Universe Has Billions More Stars Than Thought

Counting all of those twinkling lights in the night sky just got a lot harder.

THE GIST:

- Astronomers could have miscounted the number of galaxies in the universe.

- Old, distant galaxies are often missed because their light may be obstructed.

- The discovery could add powerfully to knowledge about the timeline by which stars and then galaxies formed.

Astronomers may have underestimated the tally of galaxies in some parts of the universe by as much as 90 percent, according to a study reported on Wednesday in Nature, the weekly British science journal.

Surveys of the cosmos are based on a signature of ultraviolet light that turns out to be a poor indicator of what's out there, its authors say.

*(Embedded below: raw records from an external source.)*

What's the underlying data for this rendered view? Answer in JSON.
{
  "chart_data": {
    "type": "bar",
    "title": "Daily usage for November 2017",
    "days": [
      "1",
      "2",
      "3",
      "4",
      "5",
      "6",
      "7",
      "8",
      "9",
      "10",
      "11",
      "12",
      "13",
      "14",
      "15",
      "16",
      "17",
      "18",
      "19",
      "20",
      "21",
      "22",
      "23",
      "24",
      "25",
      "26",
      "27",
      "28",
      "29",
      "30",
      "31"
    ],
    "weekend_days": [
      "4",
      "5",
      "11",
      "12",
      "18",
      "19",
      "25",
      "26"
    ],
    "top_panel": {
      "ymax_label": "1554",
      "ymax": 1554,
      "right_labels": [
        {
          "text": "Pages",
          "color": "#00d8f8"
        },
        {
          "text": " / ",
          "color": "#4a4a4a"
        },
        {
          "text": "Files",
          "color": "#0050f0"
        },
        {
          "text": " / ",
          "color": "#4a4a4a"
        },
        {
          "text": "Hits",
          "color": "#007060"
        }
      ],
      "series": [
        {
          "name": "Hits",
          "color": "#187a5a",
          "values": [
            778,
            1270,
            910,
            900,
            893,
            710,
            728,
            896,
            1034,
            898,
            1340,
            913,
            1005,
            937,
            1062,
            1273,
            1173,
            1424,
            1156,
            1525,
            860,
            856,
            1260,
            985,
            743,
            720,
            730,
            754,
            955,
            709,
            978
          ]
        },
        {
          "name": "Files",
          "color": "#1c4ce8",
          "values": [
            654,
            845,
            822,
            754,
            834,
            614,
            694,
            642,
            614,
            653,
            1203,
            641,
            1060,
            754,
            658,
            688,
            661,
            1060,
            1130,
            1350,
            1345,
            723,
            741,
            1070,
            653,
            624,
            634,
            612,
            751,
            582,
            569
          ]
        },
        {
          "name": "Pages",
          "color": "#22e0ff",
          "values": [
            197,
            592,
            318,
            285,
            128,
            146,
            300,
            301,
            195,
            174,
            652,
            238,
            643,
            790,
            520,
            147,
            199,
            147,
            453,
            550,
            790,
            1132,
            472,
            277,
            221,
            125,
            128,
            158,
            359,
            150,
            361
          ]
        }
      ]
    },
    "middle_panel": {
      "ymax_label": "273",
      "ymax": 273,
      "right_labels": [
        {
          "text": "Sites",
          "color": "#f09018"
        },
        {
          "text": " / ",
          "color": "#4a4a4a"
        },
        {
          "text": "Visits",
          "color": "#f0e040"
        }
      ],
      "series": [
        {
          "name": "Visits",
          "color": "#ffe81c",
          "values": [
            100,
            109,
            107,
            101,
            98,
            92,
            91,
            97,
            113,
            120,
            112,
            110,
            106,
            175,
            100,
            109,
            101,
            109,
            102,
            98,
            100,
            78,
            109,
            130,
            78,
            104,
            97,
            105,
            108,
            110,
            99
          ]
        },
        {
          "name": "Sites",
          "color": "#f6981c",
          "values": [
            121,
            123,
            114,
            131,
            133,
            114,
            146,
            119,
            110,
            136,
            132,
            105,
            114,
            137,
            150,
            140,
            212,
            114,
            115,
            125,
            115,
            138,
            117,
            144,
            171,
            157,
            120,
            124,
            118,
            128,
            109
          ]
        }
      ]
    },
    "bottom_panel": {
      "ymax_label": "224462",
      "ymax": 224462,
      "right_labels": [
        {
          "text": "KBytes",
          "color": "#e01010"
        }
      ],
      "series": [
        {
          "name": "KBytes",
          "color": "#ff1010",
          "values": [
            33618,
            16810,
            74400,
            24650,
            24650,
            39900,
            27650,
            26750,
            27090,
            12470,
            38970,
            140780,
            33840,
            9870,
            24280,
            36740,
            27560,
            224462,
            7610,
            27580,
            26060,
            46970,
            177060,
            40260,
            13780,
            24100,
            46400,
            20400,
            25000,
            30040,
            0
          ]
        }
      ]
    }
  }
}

In the case of very distant, old galaxies, the telltale light may not reach Earth as it is blocked by interstellar clouds of dust and gas -- and, as a result, these galaxies are missed by the map-makers.

"Astronomers always knew they were missing some fraction of the galaxies... but for the first time we now have a measurement. The number of missed galaxies is substantial," said Matthew Hayes of the University of Geneva's observatory, who led the investigation.

Hayes' team used the world's most advanced optical instrument -- Europe's Very Large Telescope (VLT) in Chile, which has four 8.2-meter (26.65-feet) behemoths -- to carry out the experiment.

They turned two of the giants towards a well-studied area of deep space called the GOODS-South field.

The astronomers carried out two sets of observations in the same region, hunting for light emitted by galaxies born 10 billion years ago.

The first looked for so-called Lyman-alpha light, the classic telltale used to compile cosmic maps, named after its U.S. discoverer, Theodore Lyman. Lyman-alpha is energy released by excited hydrogen atoms.

The second observation used a special camera called HAWK-1 to look for a signature emitted at a different wavelength, also by glowing hydrogen, which is known as the hydrogen-alpha (or H-alpha) line.

The second sweep yielded a whole bagful of light sources that had not been spotted using the Lyman-alpha technique.

They include some of the faintest galaxies ever found, forged at a time when the universe was just a child.

The astronomers conclude that Lyman-alpha surveys may only spot just a tiny number of the total light emitted from far galaxies. Astonishingly, as many as 90 percent of such distant galaxies may go unseen in these exercises.

"If there are 10 galaxies seen, there could be a hundred there," said Hayes.

The discovery could add powerfully to knowledge about the timeline by which stars and then galaxies formed.

"Now that we know how much light we've been missing, we can start to create far more accurate representations of the cosmos, understanding better how quickly stars have formed at different times in the life of the universe," co-author Miguel Mas-Hesse said in a press release issued by the European Southern Observatory (ESO).

Only a small part of the light spectrum is visible to the human eye, which is why astronomers use ultraviolet, gamma and other radiation sources as additional sources for observation.